かつて「Substack」は、独立系メディアや作家にとって最も魅力的なニュースレター配信プラットフォームの一つだった。しかし現在、同社から離脱するクリエイターが相次いでおり、その理由はプラットフォームの方針転換に対する不満が主な要因となっている。

「Substack Tax」が作家たちのビジネスを圧迫

直近では、人気メディア「The Ankler」がSubstackからの移行を発表した。同メディアは、自社サイトの管理権限をより強化できる新たなプラットフォームへと移行した理由を明らかにしている。また、Substackのソーシャル機能強化や、クリエイターの収益を圧迫する新たな手数料体系(通称「Substack Tax」)が、作家たちの不満を招いているという。

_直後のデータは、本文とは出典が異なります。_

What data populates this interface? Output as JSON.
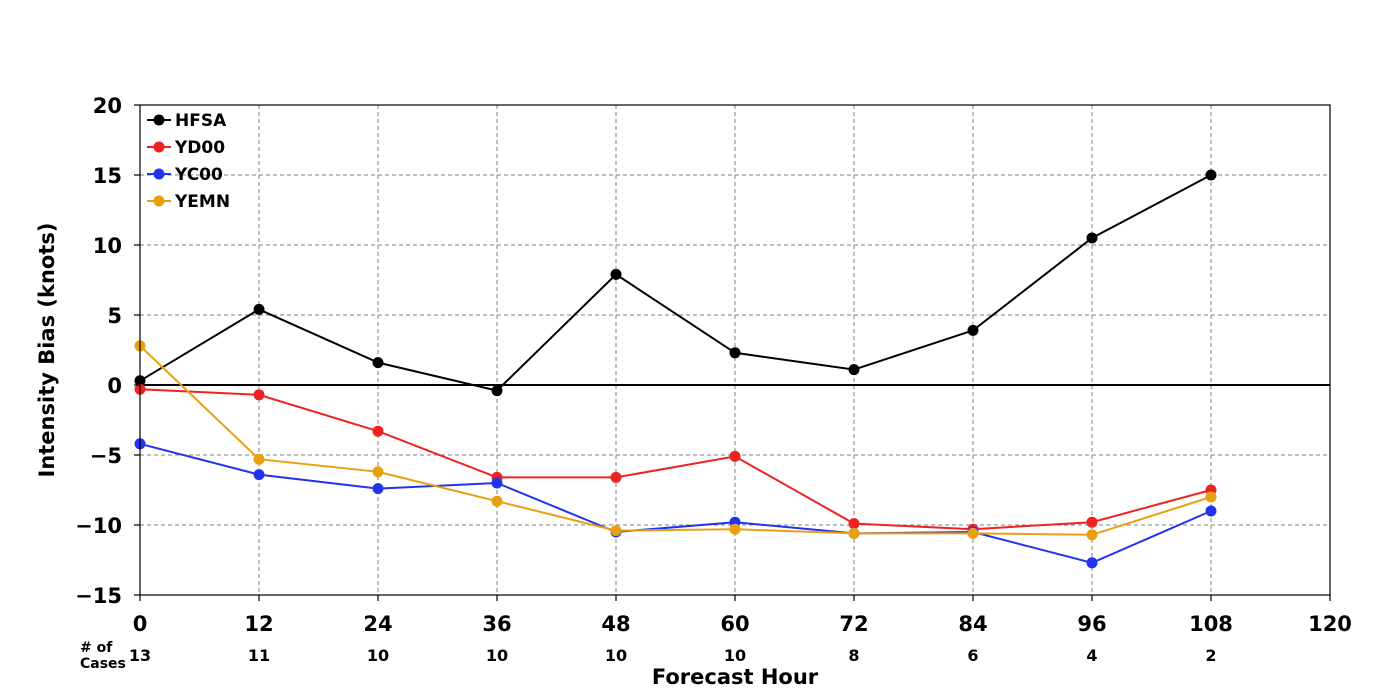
{
  "chart_data": {
    "type": "line",
    "xlabel": "Forecast Hour",
    "ylabel": "Intensity Bias (knots)",
    "xlim": [
      0,
      120
    ],
    "ylim": [
      -15,
      20
    ],
    "xticks": [
      0,
      12,
      24,
      36,
      48,
      60,
      72,
      84,
      96,
      108,
      120
    ],
    "yticks": [
      -15,
      -10,
      -5,
      0,
      5,
      10,
      15,
      20
    ],
    "xtick_labels": [
      "0",
      "12",
      "24",
      "36",
      "48",
      "60",
      "72",
      "84",
      "96",
      "108",
      "120"
    ],
    "ytick_labels": [
      "−15",
      "−10",
      "−5",
      "0",
      "5",
      "10",
      "15",
      "20"
    ],
    "grid": true,
    "legend_position": "top-left",
    "x": [
      0,
      12,
      24,
      36,
      48,
      60,
      72,
      84,
      96,
      108
    ],
    "series": [
      {
        "name": "HFSA",
        "color": "#000000",
        "values": [
          0.3,
          5.4,
          1.6,
          -0.4,
          7.9,
          2.3,
          1.1,
          3.9,
          10.5,
          15.0
        ]
      },
      {
        "name": "YD00",
        "color": "#ee2222",
        "values": [
          -0.3,
          -0.7,
          -3.3,
          -6.6,
          -6.6,
          -5.1,
          -9.9,
          -10.3,
          -9.8,
          -7.5
        ]
      },
      {
        "name": "YC00",
        "color": "#2233ee",
        "values": [
          -4.2,
          -6.4,
          -7.4,
          -7.0,
          -10.5,
          -9.8,
          -10.6,
          -10.5,
          -12.7,
          -9.0
        ]
      },
      {
        "name": "YEMN",
        "color": "#e8a010",
        "values": [
          2.8,
          -5.3,
          -6.2,
          -8.3,
          -10.4,
          -10.3,
          -10.6,
          -10.6,
          -10.7,
          -8.0
        ]
      }
    ],
    "cases": {
      "label_line1": "# of",
      "label_line2": "Cases",
      "x": [
        0,
        12,
        24,
        36,
        48,
        60,
        72,
        84,
        96,
        108
      ],
      "values": [
        "13",
        "11",
        "10",
        "10",
        "10",
        "10",
        "8",
        "6",
        "4",
        "2"
      ]
    }
  }
}
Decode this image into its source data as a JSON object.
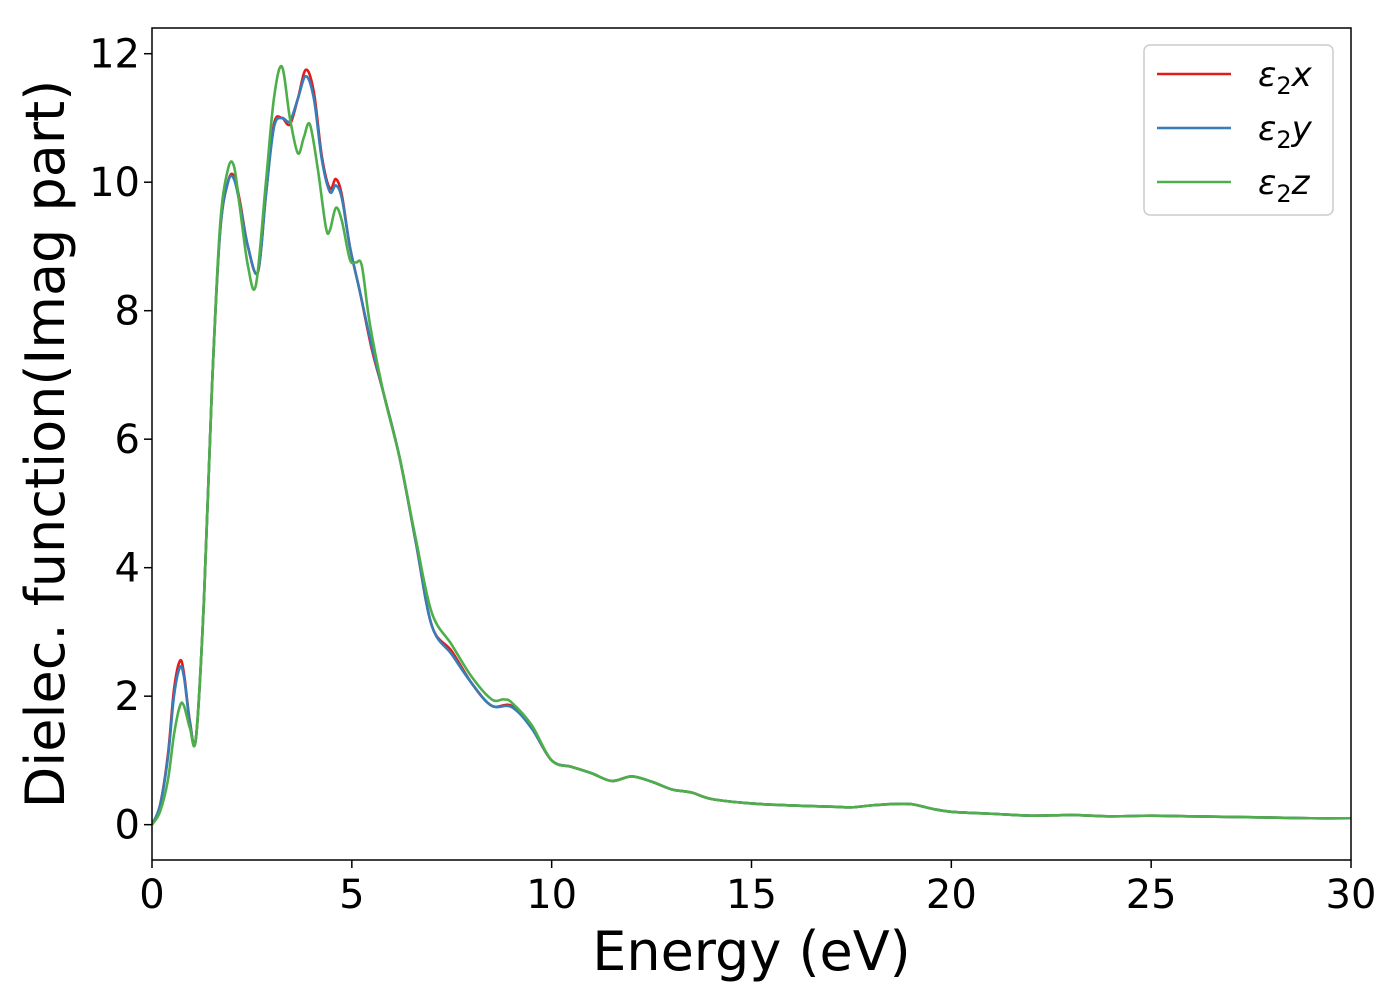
{
  "chart_data": {
    "type": "line",
    "title": "",
    "xlabel": "Energy (eV)",
    "ylabel": "Dielec. function(Imag part)",
    "xlim": [
      0,
      30
    ],
    "ylim": [
      -0.55,
      12.4
    ],
    "xticks": [
      0,
      5,
      10,
      15,
      20,
      25,
      30
    ],
    "xtick_labels": [
      "0",
      "5",
      "10",
      "15",
      "20",
      "25",
      "30"
    ],
    "yticks": [
      0,
      2,
      4,
      6,
      8,
      10,
      12
    ],
    "ytick_labels": [
      "0",
      "2",
      "4",
      "6",
      "8",
      "10",
      "12"
    ],
    "grid": false,
    "legend_position": "top-right",
    "series": [
      {
        "name": "ε2x",
        "label_base": "ε",
        "label_sub": "2",
        "label_var": "x",
        "color": "#e41a1c",
        "x": [
          0,
          0.2,
          0.4,
          0.55,
          0.7,
          0.8,
          0.95,
          1.1,
          1.3,
          1.5,
          1.7,
          1.9,
          2.05,
          2.2,
          2.4,
          2.65,
          2.85,
          3.05,
          3.25,
          3.45,
          3.65,
          3.85,
          4.05,
          4.25,
          4.45,
          4.6,
          4.75,
          4.95,
          5.2,
          5.5,
          5.8,
          6.2,
          6.6,
          7.0,
          7.5,
          8.0,
          8.5,
          9.0,
          9.5,
          10.0,
          10.5,
          11.0,
          11.5,
          12.0,
          12.5,
          13.0,
          13.5,
          14.0,
          15.0,
          16.0,
          17.0,
          17.5,
          18.0,
          18.5,
          19.0,
          19.5,
          20.0,
          21.0,
          22.0,
          23.0,
          24.0,
          25.0,
          26.0,
          27.0,
          28.0,
          29.0,
          30.0
        ],
        "values": [
          0.0,
          0.3,
          1.1,
          2.1,
          2.55,
          2.35,
          1.6,
          1.35,
          3.5,
          6.8,
          9.2,
          10.0,
          10.1,
          9.7,
          9.0,
          8.6,
          9.8,
          10.9,
          11.0,
          10.9,
          11.3,
          11.75,
          11.4,
          10.4,
          9.9,
          10.05,
          9.8,
          9.0,
          8.3,
          7.4,
          6.7,
          5.7,
          4.4,
          3.1,
          2.7,
          2.2,
          1.85,
          1.85,
          1.5,
          1.0,
          0.9,
          0.8,
          0.68,
          0.75,
          0.67,
          0.55,
          0.5,
          0.4,
          0.33,
          0.3,
          0.28,
          0.27,
          0.3,
          0.32,
          0.32,
          0.25,
          0.2,
          0.17,
          0.14,
          0.15,
          0.13,
          0.14,
          0.13,
          0.12,
          0.11,
          0.1,
          0.1
        ]
      },
      {
        "name": "ε2y",
        "label_base": "ε",
        "label_sub": "2",
        "label_var": "y",
        "color": "#377eb8",
        "x": [
          0,
          0.2,
          0.4,
          0.55,
          0.7,
          0.8,
          0.95,
          1.1,
          1.3,
          1.5,
          1.7,
          1.9,
          2.05,
          2.2,
          2.4,
          2.65,
          2.85,
          3.05,
          3.25,
          3.45,
          3.65,
          3.85,
          4.05,
          4.25,
          4.45,
          4.6,
          4.75,
          4.95,
          5.2,
          5.5,
          5.8,
          6.2,
          6.6,
          7.0,
          7.5,
          8.0,
          8.5,
          9.0,
          9.5,
          10.0,
          10.5,
          11.0,
          11.5,
          12.0,
          12.5,
          13.0,
          13.5,
          14.0,
          15.0,
          16.0,
          17.0,
          17.5,
          18.0,
          18.5,
          19.0,
          19.5,
          20.0,
          21.0,
          22.0,
          23.0,
          24.0,
          25.0,
          26.0,
          27.0,
          28.0,
          29.0,
          30.0
        ],
        "values": [
          0.0,
          0.3,
          1.05,
          2.0,
          2.45,
          2.3,
          1.58,
          1.35,
          3.5,
          6.8,
          9.2,
          10.0,
          10.05,
          9.65,
          9.0,
          8.6,
          9.8,
          10.85,
          11.0,
          10.95,
          11.3,
          11.65,
          11.3,
          10.35,
          9.85,
          9.95,
          9.75,
          9.0,
          8.3,
          7.45,
          6.7,
          5.7,
          4.4,
          3.1,
          2.65,
          2.2,
          1.85,
          1.83,
          1.5,
          1.0,
          0.9,
          0.8,
          0.68,
          0.75,
          0.67,
          0.55,
          0.5,
          0.4,
          0.33,
          0.3,
          0.28,
          0.27,
          0.3,
          0.32,
          0.32,
          0.25,
          0.2,
          0.17,
          0.14,
          0.15,
          0.13,
          0.14,
          0.13,
          0.12,
          0.11,
          0.1,
          0.1
        ]
      },
      {
        "name": "ε2z",
        "label_base": "ε",
        "label_sub": "2",
        "label_var": "z",
        "color": "#4daf4a",
        "x": [
          0,
          0.2,
          0.4,
          0.55,
          0.7,
          0.8,
          0.95,
          1.1,
          1.3,
          1.5,
          1.7,
          1.9,
          2.05,
          2.2,
          2.4,
          2.6,
          2.85,
          3.05,
          3.25,
          3.45,
          3.65,
          3.8,
          3.95,
          4.15,
          4.35,
          4.45,
          4.6,
          4.75,
          4.95,
          5.1,
          5.25,
          5.45,
          5.8,
          6.2,
          6.6,
          7.0,
          7.5,
          8.0,
          8.5,
          8.8,
          9.0,
          9.5,
          10.0,
          10.5,
          11.0,
          11.5,
          12.0,
          12.5,
          13.0,
          13.5,
          14.0,
          15.0,
          16.0,
          17.0,
          17.5,
          18.0,
          18.5,
          19.0,
          19.5,
          20.0,
          21.0,
          22.0,
          23.0,
          24.0,
          25.0,
          26.0,
          27.0,
          28.0,
          29.0,
          30.0
        ],
        "values": [
          0.0,
          0.2,
          0.7,
          1.4,
          1.85,
          1.85,
          1.5,
          1.35,
          3.5,
          6.8,
          9.3,
          10.2,
          10.25,
          9.6,
          8.7,
          8.4,
          10.0,
          11.3,
          11.8,
          11.0,
          10.45,
          10.7,
          10.9,
          10.2,
          9.3,
          9.25,
          9.6,
          9.4,
          8.8,
          8.75,
          8.7,
          7.8,
          6.7,
          5.7,
          4.45,
          3.3,
          2.8,
          2.3,
          1.95,
          1.95,
          1.9,
          1.55,
          1.0,
          0.9,
          0.8,
          0.68,
          0.75,
          0.67,
          0.55,
          0.5,
          0.4,
          0.33,
          0.3,
          0.28,
          0.27,
          0.3,
          0.32,
          0.32,
          0.25,
          0.2,
          0.17,
          0.14,
          0.15,
          0.13,
          0.14,
          0.13,
          0.12,
          0.11,
          0.1,
          0.1
        ]
      }
    ]
  }
}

2024年には、Substackがネオナチ系ニュースレターを巡る論争で多くのクリエイターからの信頼を失った。しかし現在は、それだけにとどまらず、プラットフォームの機能や収益モデルそのものに対する不満が表面化している。

クリエイターが求める「自由とコントロール」

移行を決めた作家やメディアの多くは、以下のような理由を挙げている。

  • サイトの所有権と管理権限の確保:Substack上でコンテンツを配信する場合、サイトのデザインや機能、ユーザーデータの管理権限が限定される。このため、自社でサイトを運営したいクリエイターが増加している。
  • 手数料体系の見直し:Substackは、有料購読者からの収益に対して一定の手数料を徴収するモデルを採用している。しかし、この手数料がクリエイターの収益を圧迫する要因となっているとの声が上がっている。
  • ソーシャル機能の強化:Substackは、ニュースレター機能に加えて、ソーシャルメディア的な機能(コメント機能やフォロワーシステムなど)を強化している。しかし、クリエイターの中には、こうした機能がニュースレター本来の目的から逸脱していると感じる人も少なくない。
  • プラットフォームの方針に対する不信感:Substackのコンテンツモデレーションやプラットフォームの方針変更に対する不信感が、クリエイターの離脱を加速させている。

代替プラットフォームへの移行が加速

Substackからの離脱が相次ぐ中、クリエイターたちは以下のような代替プラットフォームへと移行している。

  • Ghost:オープンソースのCMSとして知られ、サイトの所有権と管理権限を完全にクリエイターに委ねるプラットフォーム。手数料も低く抑えられている。
  • Beehiiv:ニュースレター配信に特化したプラットフォームで、成長に応じた柔軟な料金体系が特徴。クリエイターの収益を最大化する仕組みが整っている。
  • ConvertKit:クリエイター向けのメールマーケティングツールとして知られ、ニュースレター配信機能も充実している。
  • Medium:パブリッシングプラットフォームとして知られ、購読型モデルだけでなく、広告収益モデルも選択できる。

今後の展望と課題

Substackの離脱が続く中、同社はクリエイターとの関係修復に向けた取り組みを強化している。しかし、クリエイターたちの求める「自由とコントロール」をどこまで取り戻せるかが、今後の成長を左右する鍵となるだろう。

一方で、代替プラットフォームの多くは、クリエイターのニーズに応える機能や料金体系を提供しており、今後もクリエイターの移行が続く可能性が高い。